World News - Officials: Hundreds die in huge Honduras prison fire | Honduras prison fire | Scoop.it

1. This column is about the hundreds that died in a prison fire in Honduras this past Tuesday.

2.

There are 358 people confirmed dead.

The prison was only meant to hold around 400 people, but instead had 856 inmates.

Around 475 people escaped.

Around 356 people are missing and presumed dead.

The local governor, a former employee at the penitentiary, told reporters that an inmate called her moments before the fire and said he was going to set the 1940s-era facility on fire and kill everyone inside.

The fire had spread within minutes and killed many trapped inmates because the firefighters struggled to find the officials who had the keys.

Dozens of the inmates' relatives were seen throwing rocks at officers demanding to see the bodies of their loved ones.

The U.S. State Department has criticized Honduras for "harsh prison conditions" and violence against detainees.

Honduras has 24 prisons, 23 for men or both genders, and one exclusively for women. The total prison population in December was 11,846 of which 411 were women.

 3. I think that the writer feels as though there is a huge danger in hundreds of prisoners escaping the fire.

4. No. The author mentions multiple times throughout the article that many of the inmates had been charged with violent and threatening crimes such as armed robbery and homicide. Because this fact was used in excess, I have assumed that the author is trying to stress the danger of this horrific event.

6. I have learned that this columnist is very good at covering the basis and leaving the rest for the reader to infer. For instance, the author does not mention whether or not they think that so many criminals dying in a fire is better than them escaping from the penitentiary.

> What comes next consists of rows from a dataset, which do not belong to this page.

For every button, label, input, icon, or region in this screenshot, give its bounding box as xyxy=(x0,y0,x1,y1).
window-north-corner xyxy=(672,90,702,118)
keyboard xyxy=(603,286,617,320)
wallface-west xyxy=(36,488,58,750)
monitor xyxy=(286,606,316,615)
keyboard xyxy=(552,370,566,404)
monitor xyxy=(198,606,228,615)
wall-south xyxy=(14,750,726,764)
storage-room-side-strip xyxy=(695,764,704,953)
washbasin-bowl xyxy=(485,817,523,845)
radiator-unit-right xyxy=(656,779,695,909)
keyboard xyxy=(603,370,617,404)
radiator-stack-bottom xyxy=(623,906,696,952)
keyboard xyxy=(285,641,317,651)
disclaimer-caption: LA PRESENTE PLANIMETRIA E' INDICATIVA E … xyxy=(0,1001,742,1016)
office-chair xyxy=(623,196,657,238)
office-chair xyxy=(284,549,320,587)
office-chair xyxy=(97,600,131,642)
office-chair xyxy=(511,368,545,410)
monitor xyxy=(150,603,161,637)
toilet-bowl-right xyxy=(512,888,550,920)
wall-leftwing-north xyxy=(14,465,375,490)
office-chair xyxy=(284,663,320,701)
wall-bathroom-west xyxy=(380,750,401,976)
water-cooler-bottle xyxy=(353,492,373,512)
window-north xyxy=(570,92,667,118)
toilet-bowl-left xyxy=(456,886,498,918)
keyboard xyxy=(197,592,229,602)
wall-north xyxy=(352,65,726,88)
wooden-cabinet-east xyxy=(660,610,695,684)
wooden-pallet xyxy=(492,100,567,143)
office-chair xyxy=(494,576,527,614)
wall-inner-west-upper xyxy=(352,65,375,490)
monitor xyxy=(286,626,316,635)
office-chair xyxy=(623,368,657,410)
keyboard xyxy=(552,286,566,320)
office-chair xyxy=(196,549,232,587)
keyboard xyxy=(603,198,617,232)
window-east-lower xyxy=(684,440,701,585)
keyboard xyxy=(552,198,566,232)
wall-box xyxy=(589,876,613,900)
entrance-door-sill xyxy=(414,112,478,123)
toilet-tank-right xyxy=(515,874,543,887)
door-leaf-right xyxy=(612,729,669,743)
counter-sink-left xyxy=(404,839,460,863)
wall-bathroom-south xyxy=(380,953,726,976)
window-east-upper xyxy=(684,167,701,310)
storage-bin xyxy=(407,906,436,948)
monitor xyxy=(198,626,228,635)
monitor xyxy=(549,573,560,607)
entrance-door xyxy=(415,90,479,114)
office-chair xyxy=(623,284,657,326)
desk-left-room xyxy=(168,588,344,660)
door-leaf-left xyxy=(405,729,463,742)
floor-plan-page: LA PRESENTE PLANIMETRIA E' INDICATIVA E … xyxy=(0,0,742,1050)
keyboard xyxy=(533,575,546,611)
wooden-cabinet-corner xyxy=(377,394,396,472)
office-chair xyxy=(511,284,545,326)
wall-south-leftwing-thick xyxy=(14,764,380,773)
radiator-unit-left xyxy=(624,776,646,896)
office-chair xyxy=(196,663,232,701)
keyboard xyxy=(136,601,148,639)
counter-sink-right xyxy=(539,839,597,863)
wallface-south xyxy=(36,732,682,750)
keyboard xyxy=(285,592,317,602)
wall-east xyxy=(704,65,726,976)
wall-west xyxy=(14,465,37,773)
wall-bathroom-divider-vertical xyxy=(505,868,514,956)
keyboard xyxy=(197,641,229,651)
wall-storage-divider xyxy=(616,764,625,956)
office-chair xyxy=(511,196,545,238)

7. This article is written for the type of reader who would like to know more about the Honduras fire without a direct moral compass leading them into what they should or should not belive about this issue.

8. Yes, from the high criminal rate to the clear violation of the population of the prison, I do believe that Honduras is far less safe than it was two weeks ago before hundreds escaped and even more were killed.

2. The main purpose of this article was to inform the reader, not to convince them of anything. However, I do believe that by repeating some very obvious facts and leaving other bigger issues open leads the reader into believing that it wouldn’t have been so bad if more inmates had perished in the fire due to the more dangerous conditions that the streets of Honduras are now facing. The author goes into detail about what is surrounding the prison, insinuating the reader to imagine criminals fleeing in the night. He also reflects back on past fires and the staggering numbers that they have killed without a trace of remorse for all of the lives lost. In fact, “the U.S. State Department has criticized Honduras for ‘harsh prison conditions’ and violence against detainees.” This further defends built up rage that the prisoners could have making them even more dangerous than if they had just burned in the fire and been forgotten like the hundreds of others.